His comments Tuesday evening focus on the upcoming G8 meeting in Germany. Once again he takes U.S. President George Bush to task, this time on the need to protect the environment and stop climate change.

He quotes the German Minister of the Environment as telling the AFP news agency it will be "very difficult" for the G8 summit to successfully confront global warming due to U.S. opposition.

Castro also takes a swipe at British Prime Minister Tony Blair for saying "he will persuade his friend George" on these issues. "The only sure thing," writes Castro, "is that [Blair] is adding another submarine to the three currently being built in Great Britain, which brings the spending on sophisticated weapons up by another $2.5 billion."

In a previous editorial Castro said Cuba could train 75,000 doctors or build 3,000 sophisticated medical clinics in poor countries for the amount the four nuclear-powered attack submarines are costing Britain.

Today Castro quips, "perhaps someone with one of Bill Gates' new computer programs could keep track of the resources for health, education and culture that this military spending denies humanity."

President Bush, who Castro refers to by his first name alone, "had better decide what he really thinks in the G8 meeting" on the dangers facing peace and the world's food supply. "Someone should ask him about it," writes the Cuban leader, concluding, "he should not try to get off with the advice of his friend Blair."

As has been their practice since President Castro began writing these pieces, the Cuban government sent an advance copy of the commentary dated 6:45 p.m. local time Tuesday, to the foreign press.

Practically all of the commentaries he has written have been signed and dated at the end of what would be the regular work day for most people, between 5 and 8 p.m.
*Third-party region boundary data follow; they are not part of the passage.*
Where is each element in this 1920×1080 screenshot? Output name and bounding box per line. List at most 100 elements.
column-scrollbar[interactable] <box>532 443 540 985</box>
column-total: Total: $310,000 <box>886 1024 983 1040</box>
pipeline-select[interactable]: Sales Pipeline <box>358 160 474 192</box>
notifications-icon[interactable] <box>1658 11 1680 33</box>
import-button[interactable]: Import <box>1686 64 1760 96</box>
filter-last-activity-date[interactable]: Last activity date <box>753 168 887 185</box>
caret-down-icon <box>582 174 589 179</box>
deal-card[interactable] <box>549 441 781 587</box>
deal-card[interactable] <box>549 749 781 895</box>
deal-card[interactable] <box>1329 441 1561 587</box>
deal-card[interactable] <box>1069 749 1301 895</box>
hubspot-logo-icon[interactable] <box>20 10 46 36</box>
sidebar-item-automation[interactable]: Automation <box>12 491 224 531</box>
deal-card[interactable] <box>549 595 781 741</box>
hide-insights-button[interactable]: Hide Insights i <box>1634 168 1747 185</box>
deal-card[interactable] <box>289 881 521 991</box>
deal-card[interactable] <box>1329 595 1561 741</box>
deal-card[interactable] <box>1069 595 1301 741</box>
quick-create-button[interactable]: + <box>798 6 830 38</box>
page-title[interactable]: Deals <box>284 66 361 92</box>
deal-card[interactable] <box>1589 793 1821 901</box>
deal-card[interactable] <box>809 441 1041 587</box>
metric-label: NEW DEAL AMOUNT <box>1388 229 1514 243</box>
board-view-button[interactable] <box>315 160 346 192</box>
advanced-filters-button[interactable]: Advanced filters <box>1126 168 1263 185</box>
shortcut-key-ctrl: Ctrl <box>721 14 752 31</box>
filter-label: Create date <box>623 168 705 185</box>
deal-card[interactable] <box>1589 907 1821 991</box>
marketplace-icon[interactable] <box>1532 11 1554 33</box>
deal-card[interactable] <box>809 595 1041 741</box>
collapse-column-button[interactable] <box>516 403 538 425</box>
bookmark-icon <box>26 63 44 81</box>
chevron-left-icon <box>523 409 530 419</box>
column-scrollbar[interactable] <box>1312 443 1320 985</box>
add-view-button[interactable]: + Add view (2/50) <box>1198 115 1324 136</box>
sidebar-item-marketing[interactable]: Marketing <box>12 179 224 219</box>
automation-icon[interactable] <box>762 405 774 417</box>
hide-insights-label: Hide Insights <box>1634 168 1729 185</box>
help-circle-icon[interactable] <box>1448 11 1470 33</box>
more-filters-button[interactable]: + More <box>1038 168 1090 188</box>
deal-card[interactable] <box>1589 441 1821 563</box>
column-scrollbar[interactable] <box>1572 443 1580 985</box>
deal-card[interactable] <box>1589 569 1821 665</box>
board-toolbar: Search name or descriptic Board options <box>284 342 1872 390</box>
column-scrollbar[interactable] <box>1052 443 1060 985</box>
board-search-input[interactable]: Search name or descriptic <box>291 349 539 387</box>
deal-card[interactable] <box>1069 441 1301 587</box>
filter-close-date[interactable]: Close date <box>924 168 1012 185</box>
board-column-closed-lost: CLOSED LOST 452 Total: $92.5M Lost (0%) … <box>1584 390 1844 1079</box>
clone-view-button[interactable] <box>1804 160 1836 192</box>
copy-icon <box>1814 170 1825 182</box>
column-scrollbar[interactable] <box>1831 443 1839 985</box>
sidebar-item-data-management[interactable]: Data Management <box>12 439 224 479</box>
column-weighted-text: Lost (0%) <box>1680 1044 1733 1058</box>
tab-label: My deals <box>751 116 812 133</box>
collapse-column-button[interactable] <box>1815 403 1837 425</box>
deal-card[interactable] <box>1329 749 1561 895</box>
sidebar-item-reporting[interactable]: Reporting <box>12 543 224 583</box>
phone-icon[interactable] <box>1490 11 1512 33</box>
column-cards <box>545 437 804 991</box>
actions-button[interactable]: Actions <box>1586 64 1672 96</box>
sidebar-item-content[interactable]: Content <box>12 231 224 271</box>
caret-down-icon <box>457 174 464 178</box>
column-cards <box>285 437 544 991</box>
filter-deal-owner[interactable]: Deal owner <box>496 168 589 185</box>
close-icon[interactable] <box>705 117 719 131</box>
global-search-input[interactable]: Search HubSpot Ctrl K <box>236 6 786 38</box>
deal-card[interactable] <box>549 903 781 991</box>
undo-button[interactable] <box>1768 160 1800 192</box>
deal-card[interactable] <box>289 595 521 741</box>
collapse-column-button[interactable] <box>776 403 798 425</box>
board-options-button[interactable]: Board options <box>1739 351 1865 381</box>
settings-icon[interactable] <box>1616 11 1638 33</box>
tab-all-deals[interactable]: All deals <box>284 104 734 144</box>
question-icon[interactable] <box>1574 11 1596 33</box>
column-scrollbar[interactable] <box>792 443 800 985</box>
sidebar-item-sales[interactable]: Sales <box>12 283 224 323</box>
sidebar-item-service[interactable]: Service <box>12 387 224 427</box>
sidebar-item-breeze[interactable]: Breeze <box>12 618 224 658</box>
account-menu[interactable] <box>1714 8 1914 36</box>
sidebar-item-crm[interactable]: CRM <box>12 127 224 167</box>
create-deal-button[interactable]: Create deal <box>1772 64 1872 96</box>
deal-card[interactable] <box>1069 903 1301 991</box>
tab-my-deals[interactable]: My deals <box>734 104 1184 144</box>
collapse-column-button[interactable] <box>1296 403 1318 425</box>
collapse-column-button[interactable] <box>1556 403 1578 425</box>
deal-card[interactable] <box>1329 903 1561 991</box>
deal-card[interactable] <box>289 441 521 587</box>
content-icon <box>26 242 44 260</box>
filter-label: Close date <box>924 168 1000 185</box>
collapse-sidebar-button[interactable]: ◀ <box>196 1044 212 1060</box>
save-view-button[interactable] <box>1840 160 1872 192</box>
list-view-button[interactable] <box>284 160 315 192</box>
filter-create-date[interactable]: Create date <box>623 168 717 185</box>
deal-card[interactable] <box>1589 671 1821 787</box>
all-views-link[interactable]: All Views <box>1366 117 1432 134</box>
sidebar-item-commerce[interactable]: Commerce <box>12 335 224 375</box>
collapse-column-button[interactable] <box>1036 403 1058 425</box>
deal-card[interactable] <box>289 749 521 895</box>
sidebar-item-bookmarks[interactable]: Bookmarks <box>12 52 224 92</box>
Observers say that the regularity of his output and their timing suggests that for the first time in his life, Castro is following a normal schedule.

If he is reading, writing and undergoing physical rehabilitation during the day and sleeping at night as they suggest, it represents a complete break with his previous pattern of working around the clock and only catching a few hours sleep mid-morning.

The 80-year-old Castro has undergone, according to his own account, several operations to stem intestinal bleeding since the end of last July. The exact nature of the illness that has kept him out of the public eye is still unknown although he is widely believed to have suffered from diverticulitis with inflammation and bleeding of the colon. His condition obliged him to step down, "temporarily" handing power over to his younger brother Defense Minister Raul Castro ten months ago.